Geçenlerde bir yetkili bana “Bu hakikaten bir teknoloji devrimi midir? Yeni bir gelişme mi, yoksa abartılıyor mu?” dedi. Önce soruyu anlamadım. Sonra bizatihi bu konunun üzerinde durmanın çok önemli olduğuna karar verdim. İşte bu yazı o kararın sonucudur. Evet, dünyamız bir yeni sanayi devriminin içindedir. Bu daha önce karşılaşmadığımız sonuçları olan son derece önemli bir dönüşüm sürecidir. Bir devrimdir. İktisadi büyüme ile sürdürülebilirlik arasındaki ilişkinin niteliği artık değişmektedir. Karbon salınımlarını azaltan yeni bir iktisadi büyüme süreci içindeyiz. Büyüme artık çevre dostu oluyor. Dünyada inovasyon uçurumu hızla kapanıyor. Gelin bakın bir anlatayım.
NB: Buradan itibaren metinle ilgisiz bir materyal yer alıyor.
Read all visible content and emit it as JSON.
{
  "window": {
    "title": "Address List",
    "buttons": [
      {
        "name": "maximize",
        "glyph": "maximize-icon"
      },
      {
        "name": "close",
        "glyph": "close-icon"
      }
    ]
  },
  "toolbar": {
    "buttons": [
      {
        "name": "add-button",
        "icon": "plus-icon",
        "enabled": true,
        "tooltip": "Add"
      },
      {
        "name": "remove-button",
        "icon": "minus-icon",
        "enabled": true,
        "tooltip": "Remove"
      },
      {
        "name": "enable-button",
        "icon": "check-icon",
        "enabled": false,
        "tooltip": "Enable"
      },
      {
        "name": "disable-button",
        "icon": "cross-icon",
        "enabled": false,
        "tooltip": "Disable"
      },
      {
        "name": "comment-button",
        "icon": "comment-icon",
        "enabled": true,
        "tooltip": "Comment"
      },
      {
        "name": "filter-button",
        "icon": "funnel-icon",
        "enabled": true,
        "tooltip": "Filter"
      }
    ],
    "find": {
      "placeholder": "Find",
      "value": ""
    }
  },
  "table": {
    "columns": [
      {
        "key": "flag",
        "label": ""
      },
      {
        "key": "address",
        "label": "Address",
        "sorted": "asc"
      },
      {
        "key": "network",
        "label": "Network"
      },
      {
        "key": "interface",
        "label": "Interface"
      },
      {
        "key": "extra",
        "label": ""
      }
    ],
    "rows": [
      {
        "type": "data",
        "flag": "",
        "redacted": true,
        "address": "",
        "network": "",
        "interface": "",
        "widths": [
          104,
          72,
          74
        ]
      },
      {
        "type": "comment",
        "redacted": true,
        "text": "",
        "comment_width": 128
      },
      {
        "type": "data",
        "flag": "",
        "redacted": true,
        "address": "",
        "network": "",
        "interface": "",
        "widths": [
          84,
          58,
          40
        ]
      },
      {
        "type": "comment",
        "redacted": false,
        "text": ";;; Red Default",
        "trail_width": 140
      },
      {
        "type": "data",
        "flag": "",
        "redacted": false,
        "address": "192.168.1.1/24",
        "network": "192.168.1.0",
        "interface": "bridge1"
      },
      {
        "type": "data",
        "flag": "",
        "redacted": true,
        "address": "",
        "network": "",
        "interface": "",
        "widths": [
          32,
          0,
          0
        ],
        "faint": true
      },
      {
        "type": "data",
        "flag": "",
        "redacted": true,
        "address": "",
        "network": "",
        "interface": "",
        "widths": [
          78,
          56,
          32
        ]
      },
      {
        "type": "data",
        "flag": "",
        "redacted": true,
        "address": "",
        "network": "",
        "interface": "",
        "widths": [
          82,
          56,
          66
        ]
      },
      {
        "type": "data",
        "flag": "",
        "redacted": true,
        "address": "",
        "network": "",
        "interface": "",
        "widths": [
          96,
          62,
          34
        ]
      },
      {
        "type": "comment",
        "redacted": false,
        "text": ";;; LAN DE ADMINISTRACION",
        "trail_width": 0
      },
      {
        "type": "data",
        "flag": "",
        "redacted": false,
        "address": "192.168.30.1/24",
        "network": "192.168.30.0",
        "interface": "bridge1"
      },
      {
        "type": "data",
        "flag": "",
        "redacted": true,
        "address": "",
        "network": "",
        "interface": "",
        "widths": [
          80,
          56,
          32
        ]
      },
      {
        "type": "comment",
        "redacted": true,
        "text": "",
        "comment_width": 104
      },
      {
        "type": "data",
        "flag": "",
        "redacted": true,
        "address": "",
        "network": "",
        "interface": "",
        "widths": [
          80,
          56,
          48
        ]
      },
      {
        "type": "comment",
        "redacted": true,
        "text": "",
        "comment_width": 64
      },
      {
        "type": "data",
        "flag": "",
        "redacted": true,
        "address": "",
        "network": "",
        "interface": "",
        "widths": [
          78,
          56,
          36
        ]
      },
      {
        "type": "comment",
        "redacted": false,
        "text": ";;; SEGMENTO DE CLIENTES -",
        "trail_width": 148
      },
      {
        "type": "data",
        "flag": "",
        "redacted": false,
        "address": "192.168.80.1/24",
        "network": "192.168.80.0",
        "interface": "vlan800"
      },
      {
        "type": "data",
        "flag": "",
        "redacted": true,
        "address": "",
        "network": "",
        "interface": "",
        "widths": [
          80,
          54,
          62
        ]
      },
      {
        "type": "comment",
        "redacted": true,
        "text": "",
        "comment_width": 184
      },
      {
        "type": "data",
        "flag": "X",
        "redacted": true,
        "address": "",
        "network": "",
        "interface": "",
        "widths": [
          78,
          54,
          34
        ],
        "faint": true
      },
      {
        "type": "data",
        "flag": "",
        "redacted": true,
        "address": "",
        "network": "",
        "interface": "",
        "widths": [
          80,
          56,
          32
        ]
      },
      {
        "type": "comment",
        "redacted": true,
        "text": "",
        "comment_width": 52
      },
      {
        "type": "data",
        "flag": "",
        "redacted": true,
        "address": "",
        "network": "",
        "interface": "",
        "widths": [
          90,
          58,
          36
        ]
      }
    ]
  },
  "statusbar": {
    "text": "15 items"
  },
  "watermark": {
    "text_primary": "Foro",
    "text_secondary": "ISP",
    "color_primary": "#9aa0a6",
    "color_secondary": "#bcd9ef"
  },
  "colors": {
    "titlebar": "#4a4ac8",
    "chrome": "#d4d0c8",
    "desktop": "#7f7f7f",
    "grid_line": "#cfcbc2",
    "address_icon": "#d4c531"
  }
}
Aslında bu hafta hem 11inci Orta Vadeli Program (OVP) açıklandı, hem de IMF Ekim ayı küresel büyüme beklentilerini aşağıya doğru revize etti. Türkiye için, 2016 büyüme oranı hem OVP’de hem de IMF tahminlerinde aşağıya doğru düzeltildi haliyle. IMF’nin raporunda da belirttiği gibi, 15 Temmuz darbesi ve sonrasındaki gelişmeler, Türkiye ekonomisinde belirsizlikleri artırdı, haliyle büyüme aşağı doğru revize edildi. Ben şimdi OVP’ deki rakamlara bakınca şunu görüyorum: 1990-2007 büyüme ortalamasıyla da kıyaslasanız, 2002-2007 ortalaması ile de kıyaslasanız, Türkiye’nin 2016-2017-2018 ve 2019 da hep kendi uzun dönem büyüme ortalamasının altında kalacağı vasat bir dönemin içindeyiz gibi duruyor. İyi mi? Kötü tabii. Heyecansız bir dönemin içinde olacağız sanki. Vasatlık norm oluyor. OVP metni çıksın, ben bir okuyayım, ayrıca konuşuruz artık. Şimdi baştaki soruya döneyim ve OVP’ de neyi görmediğimi de anlatmış olayım.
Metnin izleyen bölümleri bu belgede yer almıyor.